The Red Sox have a slew of starting pitching prospects, and none excites more than Henry Owens. He might not end up being the best of the bunch, but the potential is there for him to be far superior to any other arm in Boston's deep system right now. Some of that potential showed on Thursday, in Owens' 2014 debut, when he threw six no-hit innings against Reading before rain cut the game short.

Owens was dominant, striking out nine batters against just two walks, with 69 percent of his pitches going for strikes. As efficiency and control have been his only significant issues to this point, seeing him perform well in both regards is comforting, even if it's just the one start. Seeing him give up no hits in addition to that is icing on the proverbial cake, albeit welcome icing.

Through 36-1/3 career innings at Double-A, Owens owns a 1.49 ERA with 55 strikeouts against 35 baserunners: 18 of them making it through hits, and 17 through walks. He needs to work on keeping his walk rate down, though, if he's striking out batters at the rate he has, he's still going to put plenty of separation between his punch out and free pass rates to get by.
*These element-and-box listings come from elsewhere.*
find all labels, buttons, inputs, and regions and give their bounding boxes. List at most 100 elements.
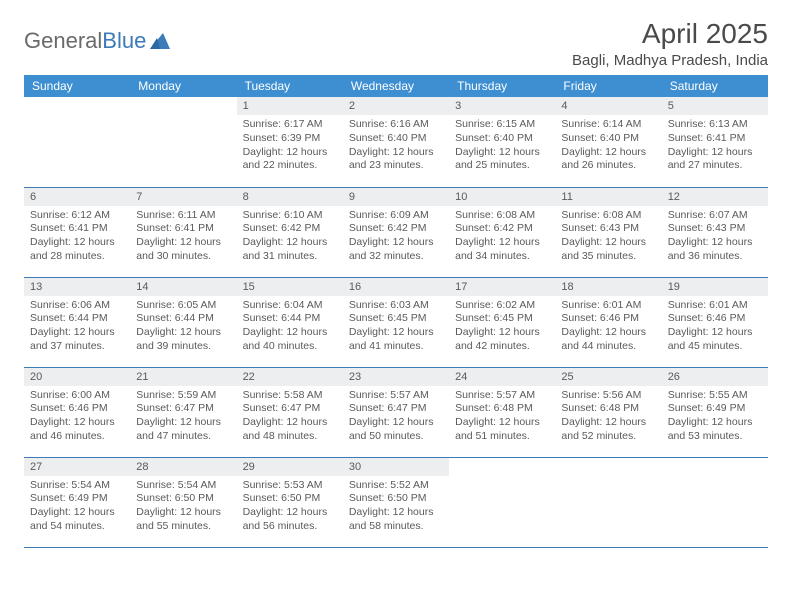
sunrise-line: Sunrise: 6:11 AM bbox=[136, 209, 230, 223]
calendar-cell bbox=[130, 97, 236, 187]
day-content: Sunrise: 5:56 AMSunset: 6:48 PMDaylight:… bbox=[555, 386, 661, 450]
daylight-line: Daylight: 12 hours and 28 minutes. bbox=[30, 236, 124, 263]
daylight-line: Daylight: 12 hours and 56 minutes. bbox=[243, 506, 337, 533]
calendar-cell: 18Sunrise: 6:01 AMSunset: 6:46 PMDayligh… bbox=[555, 277, 661, 367]
day-content: Sunrise: 5:59 AMSunset: 6:47 PMDaylight:… bbox=[130, 386, 236, 450]
sunset-line: Sunset: 6:44 PM bbox=[136, 312, 230, 326]
calendar-cell: 5Sunrise: 6:13 AMSunset: 6:41 PMDaylight… bbox=[662, 97, 768, 187]
sunset-line: Sunset: 6:47 PM bbox=[136, 402, 230, 416]
calendar-cell: 14Sunrise: 6:05 AMSunset: 6:44 PMDayligh… bbox=[130, 277, 236, 367]
sunset-line: Sunset: 6:44 PM bbox=[30, 312, 124, 326]
daylight-line: Daylight: 12 hours and 42 minutes. bbox=[455, 326, 549, 353]
day-number: 20 bbox=[24, 368, 130, 386]
daylight-line: Daylight: 12 hours and 45 minutes. bbox=[668, 326, 762, 353]
day-number: 3 bbox=[449, 97, 555, 115]
day-number: 9 bbox=[343, 188, 449, 206]
day-number: 13 bbox=[24, 278, 130, 296]
weekday-header-row: Sunday Monday Tuesday Wednesday Thursday… bbox=[24, 75, 768, 97]
logo-sail-icon bbox=[150, 33, 170, 49]
sunrise-line: Sunrise: 6:03 AM bbox=[349, 299, 443, 313]
sunset-line: Sunset: 6:46 PM bbox=[668, 312, 762, 326]
day-content: Sunrise: 6:16 AMSunset: 6:40 PMDaylight:… bbox=[343, 115, 449, 179]
calendar-cell: 27Sunrise: 5:54 AMSunset: 6:49 PMDayligh… bbox=[24, 457, 130, 547]
sunrise-line: Sunrise: 6:10 AM bbox=[243, 209, 337, 223]
day-number: 11 bbox=[555, 188, 661, 206]
calendar-cell: 23Sunrise: 5:57 AMSunset: 6:47 PMDayligh… bbox=[343, 367, 449, 457]
sunrise-line: Sunrise: 6:01 AM bbox=[668, 299, 762, 313]
day-content: Sunrise: 6:11 AMSunset: 6:41 PMDaylight:… bbox=[130, 206, 236, 270]
sunrise-line: Sunrise: 6:17 AM bbox=[243, 118, 337, 132]
day-number: 18 bbox=[555, 278, 661, 296]
day-content: Sunrise: 6:04 AMSunset: 6:44 PMDaylight:… bbox=[237, 296, 343, 360]
day-content: Sunrise: 6:17 AMSunset: 6:39 PMDaylight:… bbox=[237, 115, 343, 179]
sunrise-line: Sunrise: 6:15 AM bbox=[455, 118, 549, 132]
daylight-line: Daylight: 12 hours and 22 minutes. bbox=[243, 146, 337, 173]
sunset-line: Sunset: 6:41 PM bbox=[668, 132, 762, 146]
sunset-line: Sunset: 6:50 PM bbox=[349, 492, 443, 506]
day-number: 22 bbox=[237, 368, 343, 386]
day-number: 8 bbox=[237, 188, 343, 206]
calendar-cell: 25Sunrise: 5:56 AMSunset: 6:48 PMDayligh… bbox=[555, 367, 661, 457]
daylight-line: Daylight: 12 hours and 27 minutes. bbox=[668, 146, 762, 173]
day-content: Sunrise: 6:14 AMSunset: 6:40 PMDaylight:… bbox=[555, 115, 661, 179]
day-content: Sunrise: 6:13 AMSunset: 6:41 PMDaylight:… bbox=[662, 115, 768, 179]
daylight-line: Daylight: 12 hours and 36 minutes. bbox=[668, 236, 762, 263]
sunset-line: Sunset: 6:42 PM bbox=[455, 222, 549, 236]
day-number: 29 bbox=[237, 458, 343, 476]
daylight-line: Daylight: 12 hours and 55 minutes. bbox=[136, 506, 230, 533]
day-content: Sunrise: 6:06 AMSunset: 6:44 PMDaylight:… bbox=[24, 296, 130, 360]
calendar-cell bbox=[24, 97, 130, 187]
sunset-line: Sunset: 6:45 PM bbox=[349, 312, 443, 326]
daylight-line: Daylight: 12 hours and 34 minutes. bbox=[455, 236, 549, 263]
day-content: Sunrise: 5:57 AMSunset: 6:47 PMDaylight:… bbox=[343, 386, 449, 450]
calendar-cell: 1Sunrise: 6:17 AMSunset: 6:39 PMDaylight… bbox=[237, 97, 343, 187]
day-number: 7 bbox=[130, 188, 236, 206]
daylight-line: Daylight: 12 hours and 23 minutes. bbox=[349, 146, 443, 173]
day-content: Sunrise: 5:54 AMSunset: 6:50 PMDaylight:… bbox=[130, 476, 236, 540]
sunrise-line: Sunrise: 6:14 AM bbox=[561, 118, 655, 132]
day-content: Sunrise: 6:10 AMSunset: 6:42 PMDaylight:… bbox=[237, 206, 343, 270]
sunset-line: Sunset: 6:43 PM bbox=[561, 222, 655, 236]
day-number: 12 bbox=[662, 188, 768, 206]
weekday-header: Friday bbox=[555, 75, 661, 97]
header: GeneralBlue April 2025 Bagli, Madhya Pra… bbox=[24, 18, 768, 69]
sunrise-line: Sunrise: 5:59 AM bbox=[136, 389, 230, 403]
daylight-line: Daylight: 12 hours and 26 minutes. bbox=[561, 146, 655, 173]
calendar-cell: 24Sunrise: 5:57 AMSunset: 6:48 PMDayligh… bbox=[449, 367, 555, 457]
calendar-row: 6Sunrise: 6:12 AMSunset: 6:41 PMDaylight… bbox=[24, 187, 768, 277]
daylight-line: Daylight: 12 hours and 47 minutes. bbox=[136, 416, 230, 443]
weekday-header: Sunday bbox=[24, 75, 130, 97]
calendar-table: Sunday Monday Tuesday Wednesday Thursday… bbox=[24, 75, 768, 548]
calendar-cell: 26Sunrise: 5:55 AMSunset: 6:49 PMDayligh… bbox=[662, 367, 768, 457]
sunset-line: Sunset: 6:41 PM bbox=[136, 222, 230, 236]
sunset-line: Sunset: 6:39 PM bbox=[243, 132, 337, 146]
sunrise-line: Sunrise: 5:52 AM bbox=[349, 479, 443, 493]
calendar-cell: 6Sunrise: 6:12 AMSunset: 6:41 PMDaylight… bbox=[24, 187, 130, 277]
day-number: 1 bbox=[237, 97, 343, 115]
sunset-line: Sunset: 6:50 PM bbox=[136, 492, 230, 506]
day-content: Sunrise: 6:01 AMSunset: 6:46 PMDaylight:… bbox=[555, 296, 661, 360]
day-number: 16 bbox=[343, 278, 449, 296]
sunset-line: Sunset: 6:40 PM bbox=[561, 132, 655, 146]
sunrise-line: Sunrise: 6:08 AM bbox=[455, 209, 549, 223]
sunset-line: Sunset: 6:46 PM bbox=[561, 312, 655, 326]
calendar-cell bbox=[662, 457, 768, 547]
day-number: 2 bbox=[343, 97, 449, 115]
day-content: Sunrise: 6:07 AMSunset: 6:43 PMDaylight:… bbox=[662, 206, 768, 270]
calendar-cell: 22Sunrise: 5:58 AMSunset: 6:47 PMDayligh… bbox=[237, 367, 343, 457]
day-content: Sunrise: 5:55 AMSunset: 6:49 PMDaylight:… bbox=[662, 386, 768, 450]
calendar-cell: 13Sunrise: 6:06 AMSunset: 6:44 PMDayligh… bbox=[24, 277, 130, 367]
weekday-header: Wednesday bbox=[343, 75, 449, 97]
day-number: 21 bbox=[130, 368, 236, 386]
calendar-row: 1Sunrise: 6:17 AMSunset: 6:39 PMDaylight… bbox=[24, 97, 768, 187]
calendar-cell: 28Sunrise: 5:54 AMSunset: 6:50 PMDayligh… bbox=[130, 457, 236, 547]
day-number: 25 bbox=[555, 368, 661, 386]
sunrise-line: Sunrise: 6:01 AM bbox=[561, 299, 655, 313]
day-number: 4 bbox=[555, 97, 661, 115]
daylight-line: Daylight: 12 hours and 31 minutes. bbox=[243, 236, 337, 263]
day-number: 26 bbox=[662, 368, 768, 386]
day-number: 17 bbox=[449, 278, 555, 296]
sunset-line: Sunset: 6:43 PM bbox=[668, 222, 762, 236]
sunset-line: Sunset: 6:40 PM bbox=[455, 132, 549, 146]
day-number: 27 bbox=[24, 458, 130, 476]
It's likely that he'll miss fewer bats as he continues to climb up the organizational ladder, however, so figuring out a way to reduce his walk totals is the most important thing he has left to do during his time in the minors.
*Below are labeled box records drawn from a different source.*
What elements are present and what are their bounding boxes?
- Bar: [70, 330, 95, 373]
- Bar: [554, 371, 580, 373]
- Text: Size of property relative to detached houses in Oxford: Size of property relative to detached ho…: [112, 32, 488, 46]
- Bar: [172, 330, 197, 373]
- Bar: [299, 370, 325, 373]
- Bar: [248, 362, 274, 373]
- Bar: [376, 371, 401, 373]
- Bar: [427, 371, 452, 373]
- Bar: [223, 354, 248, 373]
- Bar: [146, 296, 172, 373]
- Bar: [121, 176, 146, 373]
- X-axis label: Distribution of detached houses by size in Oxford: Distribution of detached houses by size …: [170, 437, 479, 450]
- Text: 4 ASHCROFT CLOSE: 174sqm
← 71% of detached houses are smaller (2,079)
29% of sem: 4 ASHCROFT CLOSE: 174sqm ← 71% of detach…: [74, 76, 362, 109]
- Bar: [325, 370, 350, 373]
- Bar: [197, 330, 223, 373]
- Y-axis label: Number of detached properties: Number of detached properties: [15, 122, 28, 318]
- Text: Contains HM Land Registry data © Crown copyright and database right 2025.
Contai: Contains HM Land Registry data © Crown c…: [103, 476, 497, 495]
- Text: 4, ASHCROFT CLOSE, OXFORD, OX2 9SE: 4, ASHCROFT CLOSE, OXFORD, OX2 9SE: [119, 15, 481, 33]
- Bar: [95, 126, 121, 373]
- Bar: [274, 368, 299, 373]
He probably has plenty of time left there, too: he's all of 21 years old, and doesn't need to be added to the 40-man for Rule 5 protection until after the 2015 season. The Red Sox won't let him wait that long to see the majors, most likely, but with a stacked Triple-A rotation which already has plenty of 40-man arms on it, Boston's not going to crowd the picture even further if they don't have to. About the only way Owens is going to speed by the arms in front of him on the depth chart within the next year is for him to reach Triple-A and treat it like he has Double-A to this point. It's not an impossibility, but before he can even get a chance, space needs to open up there first. Let's remember, too, that he has all of seven starts at Double-A: it's not like he's dominated the level for a year or more. Patience is still encouraged at this point.